В марте 1914 года Климент Ворошилов побывал в Луганске. Хотелось повидать товарищей, узнать, как живет большевистская организация. Охранка откуда-то уже пронюхала, что в город приезжает крупный революционный деятель. За всеми сколько-нибудь подозрительными приезжими была установлена слежка. Едва Ворошилов соскочил с поезда и миновал вокзал, как четыре господина разного возраста, но с одинаково безразличным выражением лица кинулись за ним следом. Ворошилов водил их из переулка в переулок, с базара на базар, вокруг заводов, на кладбище, по берегу Донца, водил день, ночь, утро. Глаза у них слипались. Казалось даже, они догоняли его во сне. К вечеру, широко зевая и потягиваясь, Ворошилов вошел в домик, где снял комнатку. Сыщики присели на скамейку у ворот. Старик с тонкой лестницей на плече подошел к керосиново-калильному фонарю, чтобы зажечь его.

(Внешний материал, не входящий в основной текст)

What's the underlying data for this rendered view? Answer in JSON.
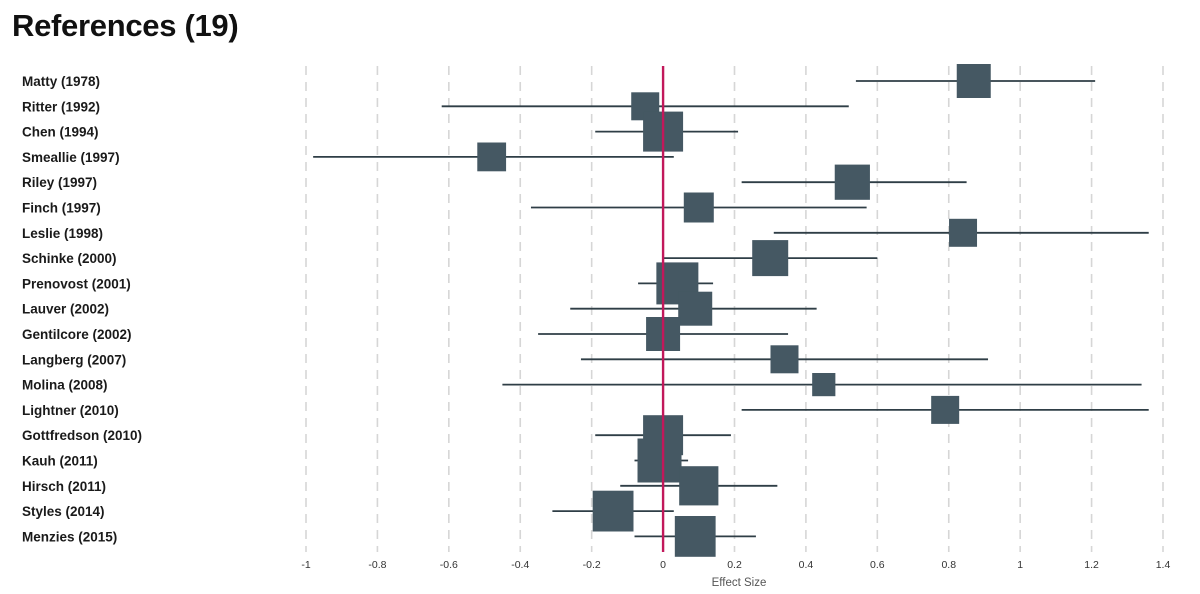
{
  "title": "References (19)",
  "chart_data": {
    "type": "forest",
    "xlabel": "Effect Size",
    "xlim": [
      -1,
      1.4
    ],
    "xticks": [
      -1,
      -0.8,
      -0.6,
      -0.4,
      -0.2,
      0,
      0.2,
      0.4,
      0.6,
      0.8,
      1,
      1.2,
      1.4
    ],
    "xtick_labels": [
      "-1",
      "-0.8",
      "-0.6",
      "-0.4",
      "-0.2",
      "0",
      "0.2",
      "0.4",
      "0.6",
      "0.8",
      "1",
      "1.2",
      "1.4"
    ],
    "reference_line": 0,
    "grid": "vertical dashed",
    "colors": {
      "marker": "#455863",
      "ci_line": "#2f3e46",
      "reference_line": "#c2185b",
      "grid": "#d6d6d6"
    },
    "studies": [
      {
        "label": "Matty (1978)",
        "effect": 0.87,
        "ci_low": 0.54,
        "ci_high": 1.21,
        "weight": 0.55
      },
      {
        "label": "Ritter (1992)",
        "effect": -0.05,
        "ci_low": -0.62,
        "ci_high": 0.52,
        "weight": 0.4
      },
      {
        "label": "Chen (1994)",
        "effect": 0.0,
        "ci_low": -0.19,
        "ci_high": 0.21,
        "weight": 0.7
      },
      {
        "label": "Smeallie (1997)",
        "effect": -0.48,
        "ci_low": -0.98,
        "ci_high": 0.03,
        "weight": 0.42
      },
      {
        "label": "Riley (1997)",
        "effect": 0.53,
        "ci_low": 0.22,
        "ci_high": 0.85,
        "weight": 0.58
      },
      {
        "label": "Finch (1997)",
        "effect": 0.1,
        "ci_low": -0.37,
        "ci_high": 0.57,
        "weight": 0.45
      },
      {
        "label": "Leslie (1998)",
        "effect": 0.84,
        "ci_low": 0.31,
        "ci_high": 1.36,
        "weight": 0.4
      },
      {
        "label": "Schinke (2000)",
        "effect": 0.3,
        "ci_low": 0.0,
        "ci_high": 0.6,
        "weight": 0.6
      },
      {
        "label": "Prenovost (2001)",
        "effect": 0.04,
        "ci_low": -0.07,
        "ci_high": 0.14,
        "weight": 0.75
      },
      {
        "label": "Lauver (2002)",
        "effect": 0.09,
        "ci_low": -0.26,
        "ci_high": 0.43,
        "weight": 0.55
      },
      {
        "label": "Gentilcore (2002)",
        "effect": 0.0,
        "ci_low": -0.35,
        "ci_high": 0.35,
        "weight": 0.55
      },
      {
        "label": "Langberg (2007)",
        "effect": 0.34,
        "ci_low": -0.23,
        "ci_high": 0.91,
        "weight": 0.4
      },
      {
        "label": "Molina (2008)",
        "effect": 0.45,
        "ci_low": -0.45,
        "ci_high": 1.34,
        "weight": 0.28
      },
      {
        "label": "Lightner (2010)",
        "effect": 0.79,
        "ci_low": 0.22,
        "ci_high": 1.36,
        "weight": 0.4
      },
      {
        "label": "Gottfredson (2010)",
        "effect": 0.0,
        "ci_low": -0.19,
        "ci_high": 0.19,
        "weight": 0.7
      },
      {
        "label": "Kauh (2011)",
        "effect": -0.01,
        "ci_low": -0.08,
        "ci_high": 0.07,
        "weight": 0.8
      },
      {
        "label": "Hirsch (2011)",
        "effect": 0.1,
        "ci_low": -0.12,
        "ci_high": 0.32,
        "weight": 0.68
      },
      {
        "label": "Styles (2014)",
        "effect": -0.14,
        "ci_low": -0.31,
        "ci_high": 0.03,
        "weight": 0.72
      },
      {
        "label": "Menzies (2015)",
        "effect": 0.09,
        "ci_low": -0.08,
        "ci_high": 0.26,
        "weight": 0.72
      }
    ]
  }
}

— Никак, ночь? — спросил один из сыщиков и зевнул. Остальные спали. Он встал. — Как бы через сад задним ходом не ушел.
Он открыл калитку. Домик спал. Сыщик остановился у окна кухни.
Пока он слушал бульканье воды — это хозяйка наливала самовар, — Ворошилов вышел в калитку, держа небольшой узелок подмышкой.
Пархоменко провожал его на станцию. Ворошилов решил уехать в Царицын, работать на орудийном заводе. Превозмогая дремоту и усталость, сидел он возле станции на куче щебня. Вечер был теплый, совсем весенний. С крыш капало. Гудки паровозов звучали особенно трепетно. Восток был ярко-голубой. Весна, весна! И странно было видеть, что народ, вливающийся на станцию, был понурый и весь серый, как бы осыпанный золой.
— Деревенские говорят, кукушка на голый лес прилетела.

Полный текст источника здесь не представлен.